Dernier ajout : 25 juillet 2000.

En achevant la lecture de ce roman, le lecteur demeure un instant en proie à de multiples sentiments d’ambivalence, sinon de contradiction. ce qui n’est pas forcément négatif. Il s’agit d’un long récit, apparemment logique et cohérent, dont les éléments, hélas, se dissocient peu à peu pour composer deux univers contrastés aussi bien dans le contenu que dans la forme.
L’histoire se déroule de 1973 environ jusqu’à nos jours, composée d’allers et retours (procédé un peu trop mécanique) entre :
d’une part, des scènes sanglantes et meurtrières de la "guerilla en forêt" quelque part à l’ouest de Saigon, menée par un petit groupe (guère plus d’une douzaine) de garçons et de filles, certains très jeunes, mais déjà endurcis par l’expérience et la parfaite connaissance du terrain. Sous la responsabilité d’un chef à peine plus âgé, ils font face à des ennemis supérieurs en nombre et en armements.

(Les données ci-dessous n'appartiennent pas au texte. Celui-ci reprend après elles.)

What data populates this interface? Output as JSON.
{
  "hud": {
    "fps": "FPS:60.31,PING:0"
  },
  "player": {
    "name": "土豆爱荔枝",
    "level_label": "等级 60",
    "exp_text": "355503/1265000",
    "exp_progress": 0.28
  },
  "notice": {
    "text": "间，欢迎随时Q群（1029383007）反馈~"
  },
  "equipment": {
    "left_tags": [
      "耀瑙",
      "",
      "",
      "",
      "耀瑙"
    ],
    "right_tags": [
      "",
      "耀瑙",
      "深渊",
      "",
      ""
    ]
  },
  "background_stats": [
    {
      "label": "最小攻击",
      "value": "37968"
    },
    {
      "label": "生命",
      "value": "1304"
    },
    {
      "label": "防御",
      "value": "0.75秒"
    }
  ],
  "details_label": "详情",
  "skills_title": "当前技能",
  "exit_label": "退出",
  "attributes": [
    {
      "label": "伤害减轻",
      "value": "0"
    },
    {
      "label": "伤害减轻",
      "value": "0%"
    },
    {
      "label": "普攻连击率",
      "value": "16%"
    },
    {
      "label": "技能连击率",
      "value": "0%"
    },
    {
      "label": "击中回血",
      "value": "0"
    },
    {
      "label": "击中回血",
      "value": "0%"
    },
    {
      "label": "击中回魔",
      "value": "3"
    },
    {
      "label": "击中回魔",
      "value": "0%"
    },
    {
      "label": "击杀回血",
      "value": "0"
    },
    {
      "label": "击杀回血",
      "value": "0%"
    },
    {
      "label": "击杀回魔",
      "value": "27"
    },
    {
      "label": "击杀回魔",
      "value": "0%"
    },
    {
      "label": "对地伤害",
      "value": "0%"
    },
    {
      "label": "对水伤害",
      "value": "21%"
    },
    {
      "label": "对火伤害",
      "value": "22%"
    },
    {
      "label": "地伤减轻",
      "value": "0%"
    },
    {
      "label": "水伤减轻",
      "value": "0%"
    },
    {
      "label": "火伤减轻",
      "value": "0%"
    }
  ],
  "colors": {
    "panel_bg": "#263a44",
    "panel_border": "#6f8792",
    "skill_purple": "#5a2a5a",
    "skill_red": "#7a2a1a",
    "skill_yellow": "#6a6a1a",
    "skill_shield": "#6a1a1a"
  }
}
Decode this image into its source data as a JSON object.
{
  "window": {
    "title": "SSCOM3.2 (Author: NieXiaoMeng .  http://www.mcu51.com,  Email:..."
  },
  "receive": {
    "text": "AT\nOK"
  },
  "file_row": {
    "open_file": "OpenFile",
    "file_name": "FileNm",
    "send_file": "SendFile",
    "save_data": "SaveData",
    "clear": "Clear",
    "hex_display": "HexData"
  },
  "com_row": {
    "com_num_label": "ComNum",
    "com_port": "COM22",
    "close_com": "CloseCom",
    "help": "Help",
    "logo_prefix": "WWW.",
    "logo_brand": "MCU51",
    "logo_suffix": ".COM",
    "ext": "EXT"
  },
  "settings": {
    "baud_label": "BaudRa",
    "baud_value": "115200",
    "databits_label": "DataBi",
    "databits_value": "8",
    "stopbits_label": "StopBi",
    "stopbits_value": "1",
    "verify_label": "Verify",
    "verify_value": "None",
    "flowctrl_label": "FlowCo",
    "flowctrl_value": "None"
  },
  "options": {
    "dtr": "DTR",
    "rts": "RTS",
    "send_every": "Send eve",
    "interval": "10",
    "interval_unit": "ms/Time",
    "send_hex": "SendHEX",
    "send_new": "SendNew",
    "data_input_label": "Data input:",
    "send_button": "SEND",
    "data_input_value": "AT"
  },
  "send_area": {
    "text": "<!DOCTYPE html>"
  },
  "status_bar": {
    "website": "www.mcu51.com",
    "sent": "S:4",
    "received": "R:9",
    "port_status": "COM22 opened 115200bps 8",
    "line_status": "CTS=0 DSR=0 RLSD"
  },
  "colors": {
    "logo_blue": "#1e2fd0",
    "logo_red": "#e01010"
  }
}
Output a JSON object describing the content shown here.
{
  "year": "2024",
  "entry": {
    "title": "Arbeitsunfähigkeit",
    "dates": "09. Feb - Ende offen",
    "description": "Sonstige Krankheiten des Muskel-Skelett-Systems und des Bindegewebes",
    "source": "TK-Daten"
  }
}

d’autre part , un regard désenchanté, plein d’amertume, porté par les anciens "combattants rendus à la paix", sur l’arrogance sans pudeur des profiteurs de l’après-guerre, anciens ennemis, parfois anciens compagnons d’armes, qui étalent sans vergogne une richesse acquise impunément aux dépens des plus pauvres ou des plus "purs".
L’analyse faite avec rigueur et minutie - de ce point de vue, le roman est extrêmement instructif - de tant de bravoure et de souffrances opposées à tant de cynisme éhonté, aurait suffi à faire du livre une oeuvre pleine de force et d’authenticité.
Malheureusement, l’auteur a entremêlé à des pages ô combien émouvantes, une invraisemblable histoire d’amour(s) à base d’érotisme sur fond de fantastique qui induit chez le lecteur un étrange malaise que celui-ci est le premier à déplorer.